D. Harlan Wilson’s DIEGESES destroyed my Saturday evening in the best possible way. I wrote a review about it, but how can one write a review of a book that baffles all of one’s mental models? I suffered. I clawed my teeth out to bring you some words to somehow measure up to Wilson’s brilliance, but I have been known to fall flat and my face is now officially a smear campaign for mothmen. With this in mind, from my small part of the world, I thank you for taking the time to read my review.
A new piece, Ugly Mouth, is up at HOUSEFIRE books. This piece was written using their homegrown constraints, which are always some of the best, most blissfully mind-warping constraints and the results—well, you’ll see—the results are this little tale about a heightened France and a woman we all know we will one day become. Maybe.
Zack Wentz, thank you for teaching me much about good books and the craft of writing, about perseverance and possibilities. I came across NDF last spring and devoured every issue with enthusiasm. They are worth savoring. Issue Five has pieces from myself, Barry N. Malzberg, and Cameron Pierce among others whose work I am not yet familiar with, but soon will be. My contribution is quite bizarre and would not exist were it not for time spent in the current city where I find myself: Beijing. In that respect, it makes all of the frustration of living in this city of confusion worth the daily effort. Thank you for reading.

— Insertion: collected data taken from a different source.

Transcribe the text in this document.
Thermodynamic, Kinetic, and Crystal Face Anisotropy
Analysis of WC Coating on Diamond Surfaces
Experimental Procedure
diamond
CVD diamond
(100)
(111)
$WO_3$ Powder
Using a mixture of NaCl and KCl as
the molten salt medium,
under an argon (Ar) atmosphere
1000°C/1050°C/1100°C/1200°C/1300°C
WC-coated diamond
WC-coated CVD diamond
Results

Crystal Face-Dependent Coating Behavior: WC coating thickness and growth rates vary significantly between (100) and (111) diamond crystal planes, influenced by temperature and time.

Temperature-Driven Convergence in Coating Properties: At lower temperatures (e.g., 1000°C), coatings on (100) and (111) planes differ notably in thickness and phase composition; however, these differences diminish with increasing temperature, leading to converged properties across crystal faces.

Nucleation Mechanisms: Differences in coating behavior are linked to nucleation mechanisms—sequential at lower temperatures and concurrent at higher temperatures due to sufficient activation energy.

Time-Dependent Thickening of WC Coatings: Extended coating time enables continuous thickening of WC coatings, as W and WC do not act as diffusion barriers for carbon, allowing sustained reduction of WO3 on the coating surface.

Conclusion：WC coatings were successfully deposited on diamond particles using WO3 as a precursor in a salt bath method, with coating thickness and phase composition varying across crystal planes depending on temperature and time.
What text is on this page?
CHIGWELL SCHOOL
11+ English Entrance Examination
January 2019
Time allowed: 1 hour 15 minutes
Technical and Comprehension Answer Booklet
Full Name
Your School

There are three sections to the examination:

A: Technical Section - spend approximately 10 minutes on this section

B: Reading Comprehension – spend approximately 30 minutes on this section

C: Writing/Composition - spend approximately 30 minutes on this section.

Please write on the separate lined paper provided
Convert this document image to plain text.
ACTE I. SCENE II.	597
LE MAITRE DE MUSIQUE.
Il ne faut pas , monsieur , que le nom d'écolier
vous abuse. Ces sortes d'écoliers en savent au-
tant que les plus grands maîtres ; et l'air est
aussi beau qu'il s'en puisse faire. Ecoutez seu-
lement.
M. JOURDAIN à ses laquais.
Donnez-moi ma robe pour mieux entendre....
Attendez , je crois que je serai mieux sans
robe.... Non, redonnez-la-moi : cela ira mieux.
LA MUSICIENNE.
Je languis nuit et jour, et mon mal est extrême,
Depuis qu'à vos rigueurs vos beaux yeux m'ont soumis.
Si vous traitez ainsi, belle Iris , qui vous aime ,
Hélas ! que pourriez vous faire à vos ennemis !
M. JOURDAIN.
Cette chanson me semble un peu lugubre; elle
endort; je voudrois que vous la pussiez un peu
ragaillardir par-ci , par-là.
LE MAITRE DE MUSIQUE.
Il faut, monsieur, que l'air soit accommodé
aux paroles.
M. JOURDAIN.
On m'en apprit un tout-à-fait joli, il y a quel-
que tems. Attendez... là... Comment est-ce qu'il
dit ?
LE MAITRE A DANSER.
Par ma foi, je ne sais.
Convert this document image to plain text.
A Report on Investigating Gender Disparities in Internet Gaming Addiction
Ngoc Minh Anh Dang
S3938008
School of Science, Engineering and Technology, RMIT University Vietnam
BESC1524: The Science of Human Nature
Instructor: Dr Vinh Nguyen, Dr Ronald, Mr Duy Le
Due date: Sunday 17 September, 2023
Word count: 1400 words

Thank you, First Stop Fiction, for making this story available. My intentions with this piece was to tap into noir/science-fiction territory, but instead of focusing on the pulpier side of things, keep my nose to the ground and capture that father/son relationship, which doubles into those times when we do our best to help, but that help just keeps mucking up the situation. We seem to enter these things with the best of intentions, though. That said, maybe I should simply dub this one a tragedy. Thank you!
365 Tomorrows, the science fiction site, is hosting this odd story of an alternate reality consisting of a messy room made of brains where horrific things happen or seemed to have happened. The “red curtain” scenes from Twin Peaks kept crossing my mind as I was writing this one and, perhaps, there is some David Lynch influence that leaked into it. Otherwise, again, this one came out of the Stephen Graham Jones workshop I did and want to thank him again for his teachings.
Short, Fast, and Deadly, indeed. This one is about mutation and identity, two of my favorite themes. Thank you to Joseph A. W. Quintela for his keen sense of taste.